The central question in this volume is how to create a society of "engaged readers" in today's world, where reading is increasingly overruled by other media, such as television and personal computers. Engaged readers, as the term is used in this book, means readers who are socially interactive, strategic, and motivated.
This state-of-the-art review contains research on integrating cognitive, social, and motivational aspects of reading and reading instruction, the chapter authors argue that coming to grips with the notion of engagement in literacy requires redefining literacy itself to acknowledge the degree to which it is not only a cognitive accomplishment, but a social activity and an affective commitment as well. Promoting literacy acquisition thus requires interventions that address attitudes and beliefs as much as those that assure cognitive changes in learners.
Equally important, the authors posit that literacy engagement involves the integration of cognitive strategies and motivational goals during literate activities.
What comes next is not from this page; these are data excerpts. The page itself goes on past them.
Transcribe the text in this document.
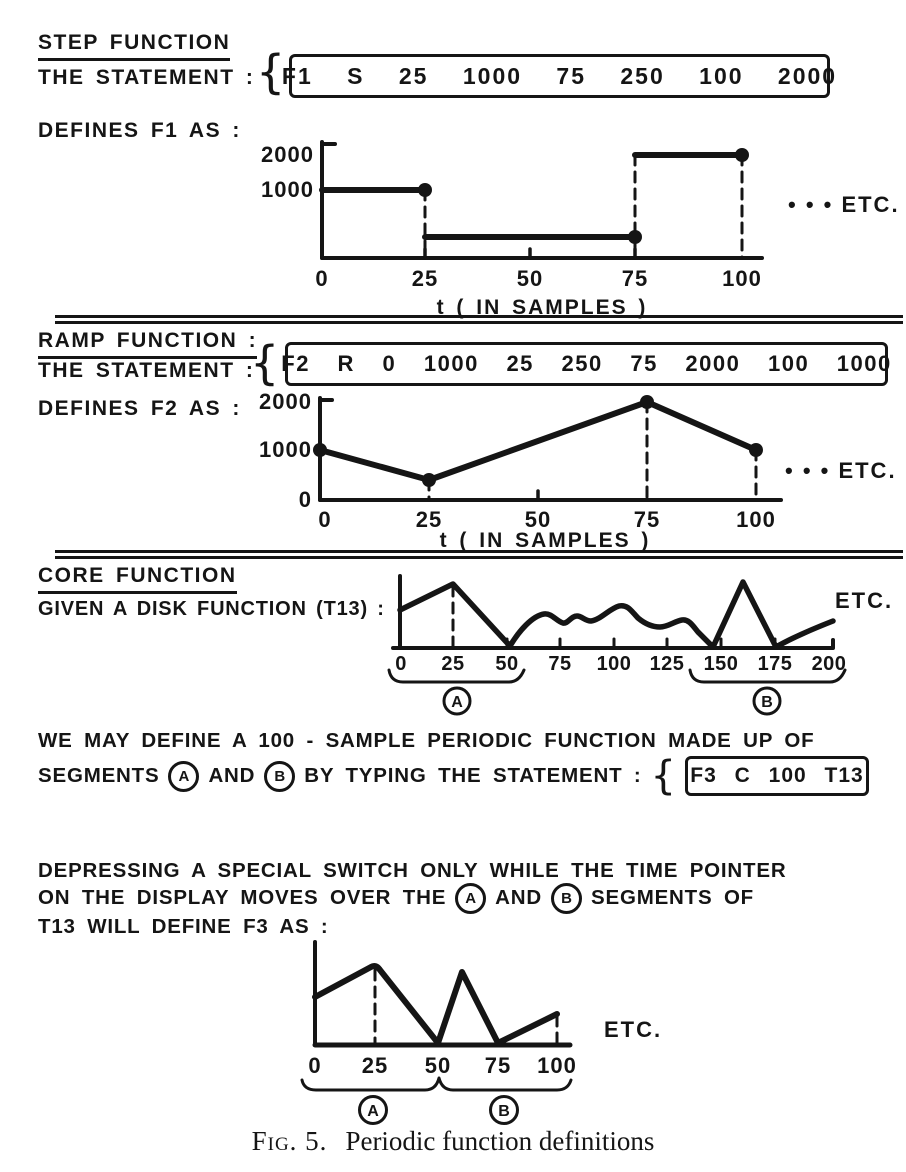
STEP FUNCTION
THE STATEMENT : {
F1 S 25 1000 75 250 100 2000
DEFINES F1 AS :
2000
1000
0	25	50	75	100
• • • ETC.
t ( IN SAMPLES )
RAMP FUNCTION :
THE STATEMENT :
{ F2 R 0 1000 25 250 75 2000 100 1000
DEFINES F2 AS : 2000
1000
0
0	25	50	75	100
• • • ETC.
t ( IN SAMPLES )
CORE FUNCTION
GIVEN A DISK FUNCTION (T13) :
0 25 50 75 100 125 150 175 200
A	B
ETC.
WE MAY DEFINE A 100 - SAMPLE PERIODIC FUNCTION MADE UP OF
SEGMENTS	A AND	B BY TYPING THE STATEMENT : { F3 C 100 T13
DEPRESSING A SPECIAL SWITCH ONLY WHILE THE TIME POINTER
ON THE DISPLAY MOVES OVER THE	A AND	B SEGMENTS OF
T13 WILL DEFINE F3 AS :
0 25 50 75 100
A	B
ETC.
Fig. 5. Periodic function definitions
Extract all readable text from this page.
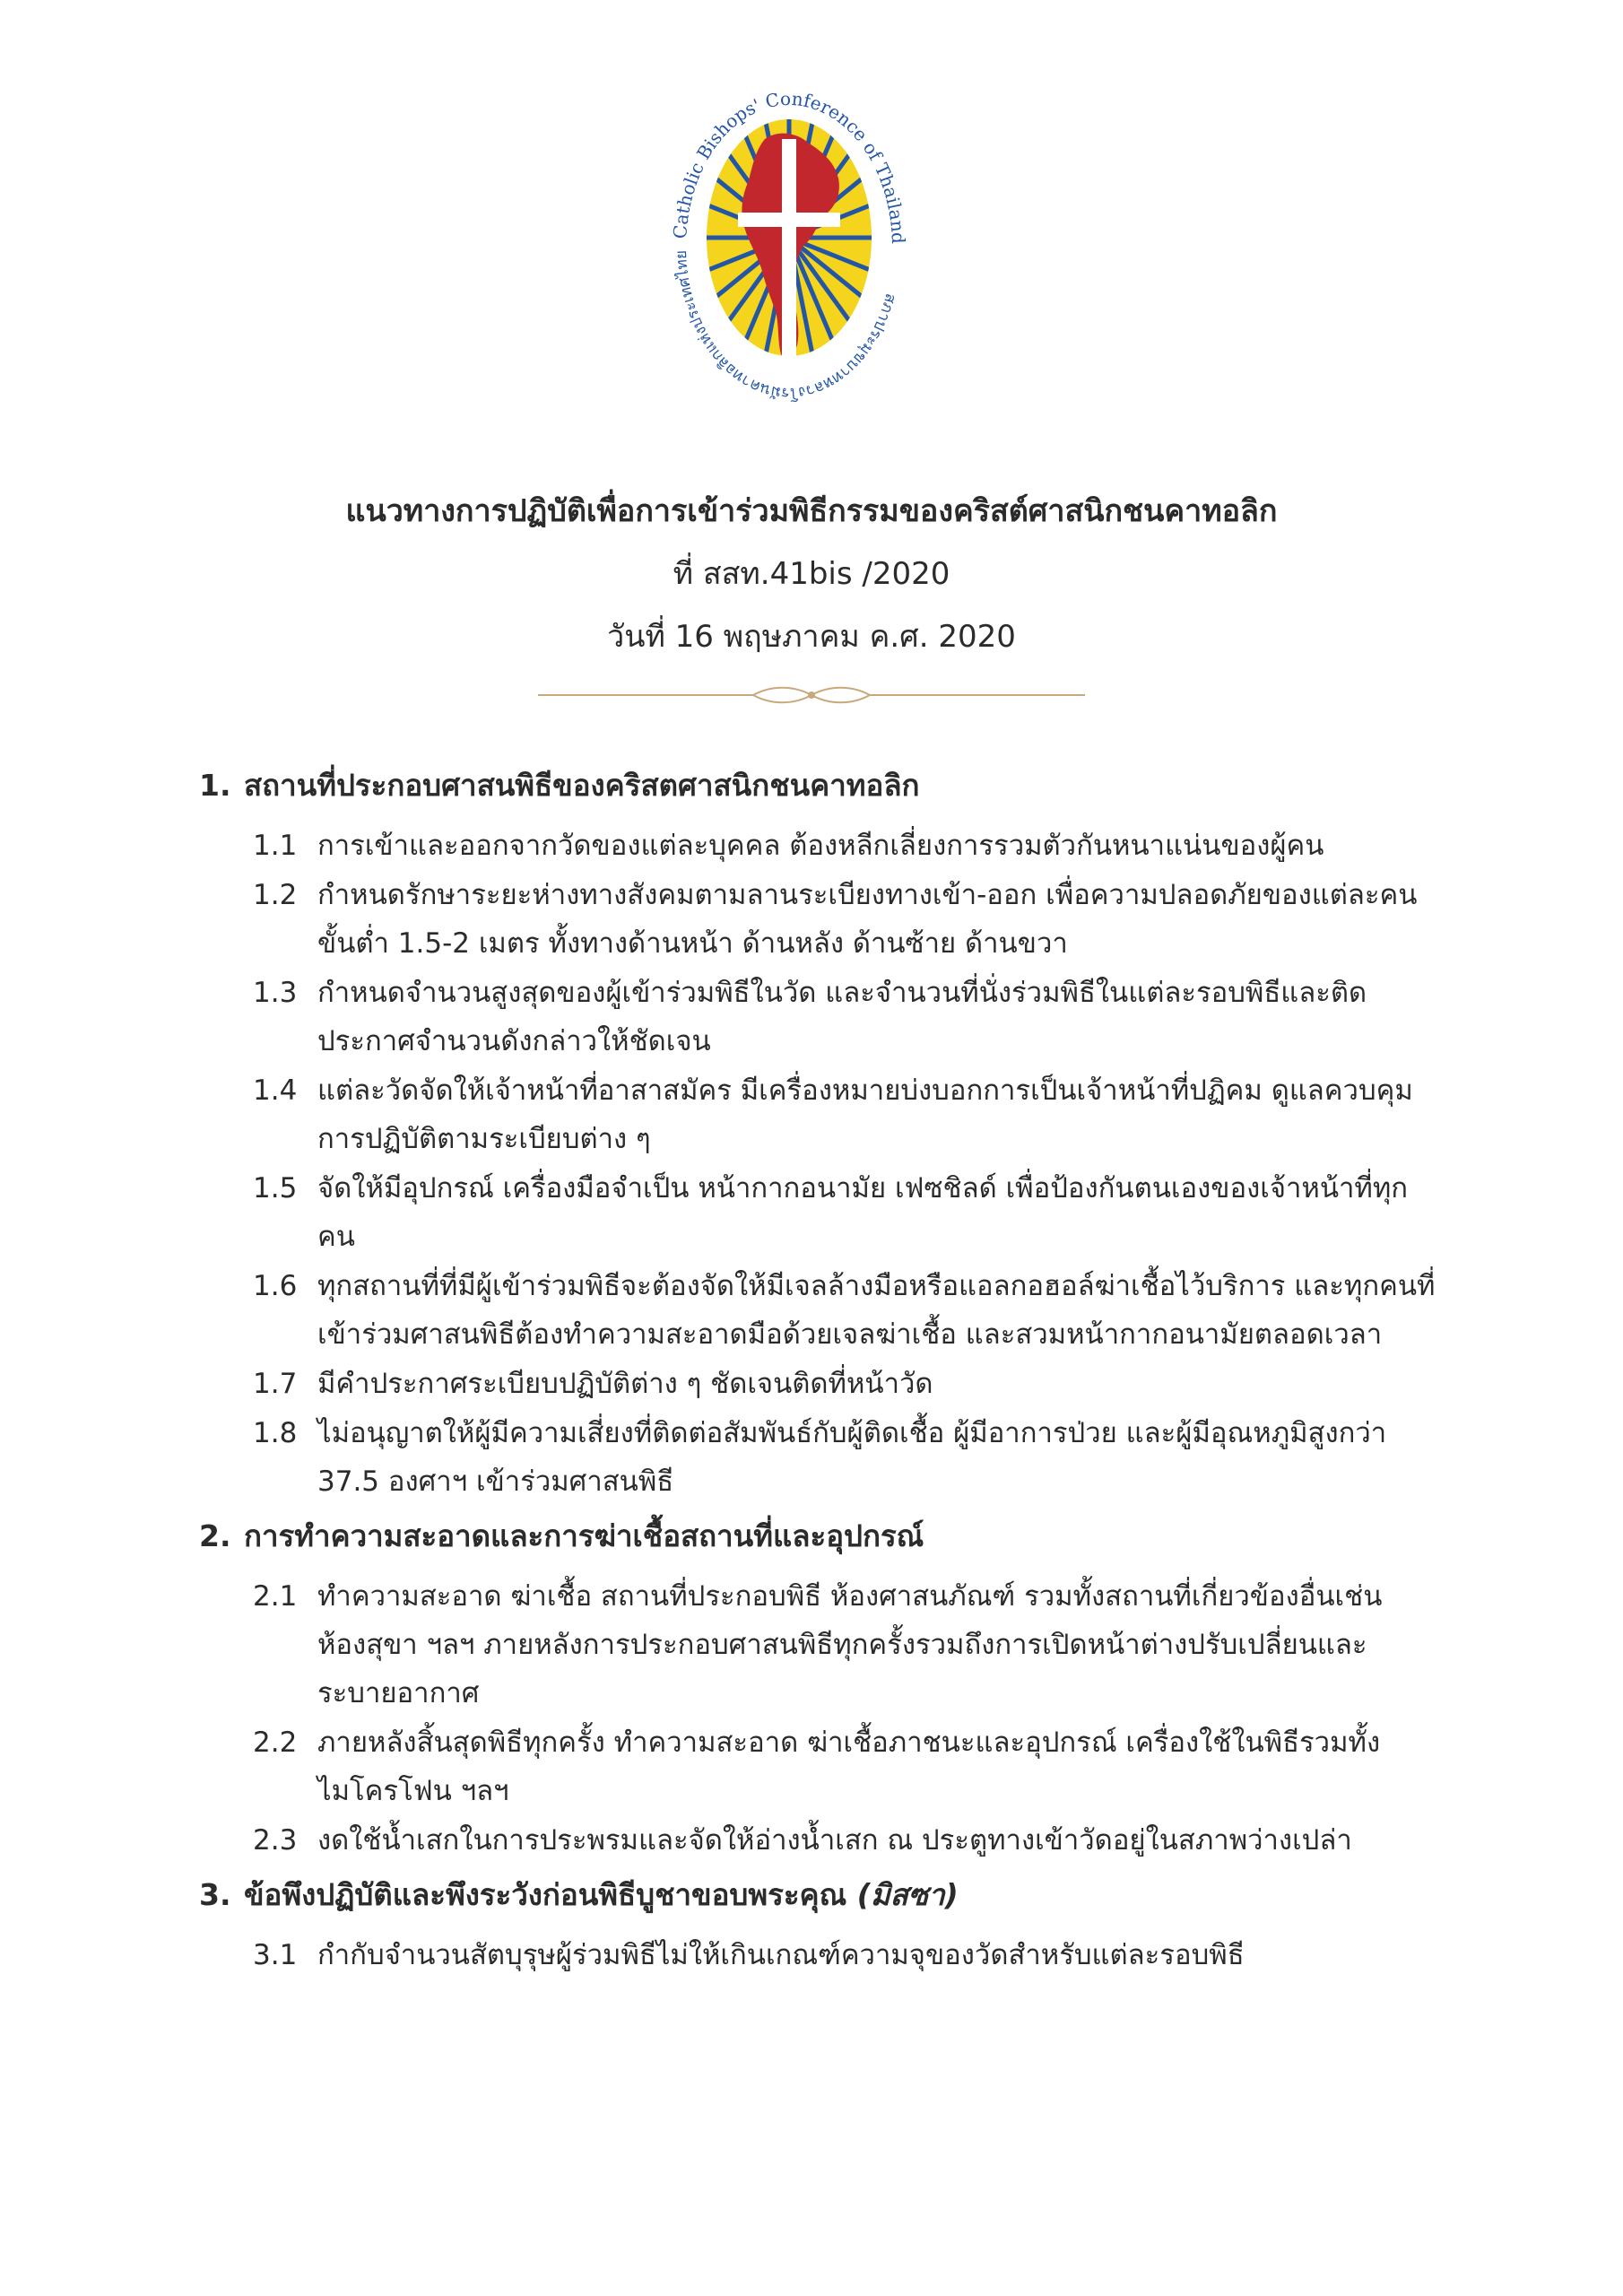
สภาประมุขบาทหลวงโรมันคาทอลิกแห่งประเทศไทย
Catholic Bishops' Conference of Thailand
แนวทางการปฏิบัติเพื่อการเข้าร่วมพิธีกรรมของคริสต์ศาสนิกชนคาทอลิก
ที่ สสท.41bis /2020
วันที่ 16 พฤษภาคม ค.ศ. 2020
1. สถานที่ประกอบศาสนพิธีของคริสตศาสนิกชนคาทอลิก
1.1 การเข้าและออกจากวัดของแต่ละบุคคล ต้องหลีกเลี่ยงการรวมตัวกันหนาแน่นของผู้คน
1.2 กำหนดรักษาระยะห่างทางสังคมตามลานระเบียงทางเข้า-ออก เพื่อความปลอดภัยของแต่ละคนขั้นต่ำ 1.5-2 เมตร ทั้งทางด้านหน้า ด้านหลัง ด้านซ้าย ด้านขวา
1.3 กำหนดจำนวนสูงสุดของผู้เข้าร่วมพิธีในวัด และจำนวนที่นั่งร่วมพิธีในแต่ละรอบพิธีและติดประกาศจำนวนดังกล่าวให้ชัดเจน
1.4 แต่ละวัดจัดให้เจ้าหน้าที่อาสาสมัคร มีเครื่องหมายบ่งบอกการเป็นเจ้าหน้าที่ปฏิคม ดูแลควบคุมการปฏิบัติตามระเบียบต่าง ๆ
1.5 จัดให้มีอุปกรณ์ เครื่องมือจำเป็น หน้ากากอนามัย เฟซชิลด์ เพื่อป้องกันตนเองของเจ้าหน้าที่ทุกคน
1.6 ทุกสถานที่ที่มีผู้เข้าร่วมพิธีจะต้องจัดให้มีเจลล้างมือหรือแอลกอฮอล์ฆ่าเชื้อไว้บริการ และทุกคนที่เข้าร่วมศาสนพิธีต้องทำความสะอาดมือด้วยเจลฆ่าเชื้อ และสวมหน้ากากอนามัยตลอดเวลา
1.7 มีคำประกาศระเบียบปฏิบัติต่าง ๆ ชัดเจนติดที่หน้าวัด
1.8 ไม่อนุญาตให้ผู้มีความเสี่ยงที่ติดต่อสัมพันธ์กับผู้ติดเชื้อ ผู้มีอาการป่วย และผู้มีอุณหภูมิสูงกว่า 37.5 องศาฯ เข้าร่วมศาสนพิธี
2. การทำความสะอาดและการฆ่าเชื้อสถานที่และอุปกรณ์
2.1 ทำความสะอาด ฆ่าเชื้อ สถานที่ประกอบพิธี ห้องศาสนภัณฑ์ รวมทั้งสถานที่เกี่ยวข้องอื่นเช่น ห้องสุขา ฯลฯ ภายหลังการประกอบศาสนพิธีทุกครั้งรวมถึงการเปิดหน้าต่างปรับเปลี่ยนและระบายอากาศ
2.2 ภายหลังสิ้นสุดพิธีทุกครั้ง ทำความสะอาด ฆ่าเชื้อภาชนะและอุปกรณ์ เครื่องใช้ในพิธีรวมทั้งไมโครโฟน ฯลฯ
2.3 งดใช้น้ำเสกในการประพรมและจัดให้อ่างน้ำเสก ณ ประตูทางเข้าวัดอยู่ในสภาพว่างเปล่า
3. ข้อพึงปฏิบัติและพึงระวังก่อนพิธีบูชาขอบพระคุณ (มิสซา)
3.1 กำกับจำนวนสัตบุรุษผู้ร่วมพิธีไม่ให้เกินเกณฑ์ความจุของวัดสำหรับแต่ละรอบพิธี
This necessary link between literacy and motivation is addressed from a variety of perspectives.
Acknowledging the value of cross-national and cross-cultural comparisons, the book features chapters on the promotion of literacy in different regions around the world.
"The thread that weaves this volume together is the continuing importance of meaningful literacy practice with parents, which ultimately leads to literacy success in adult life. This book is strongly recommended for researchers and graduate students involved in the field of literacy."
"As a work dealing with affective factors, Literacy and Motivation: Reading Engagement in Individuals and Groups is a welcome addition to our field for two reasons. First, it provides North American readers with insights into issues that are important to colleagues in other countries; I believe that is of critical importance to our field. Second, the affective domain has a long history in other fields...but has virtually been ignored in the field of reading."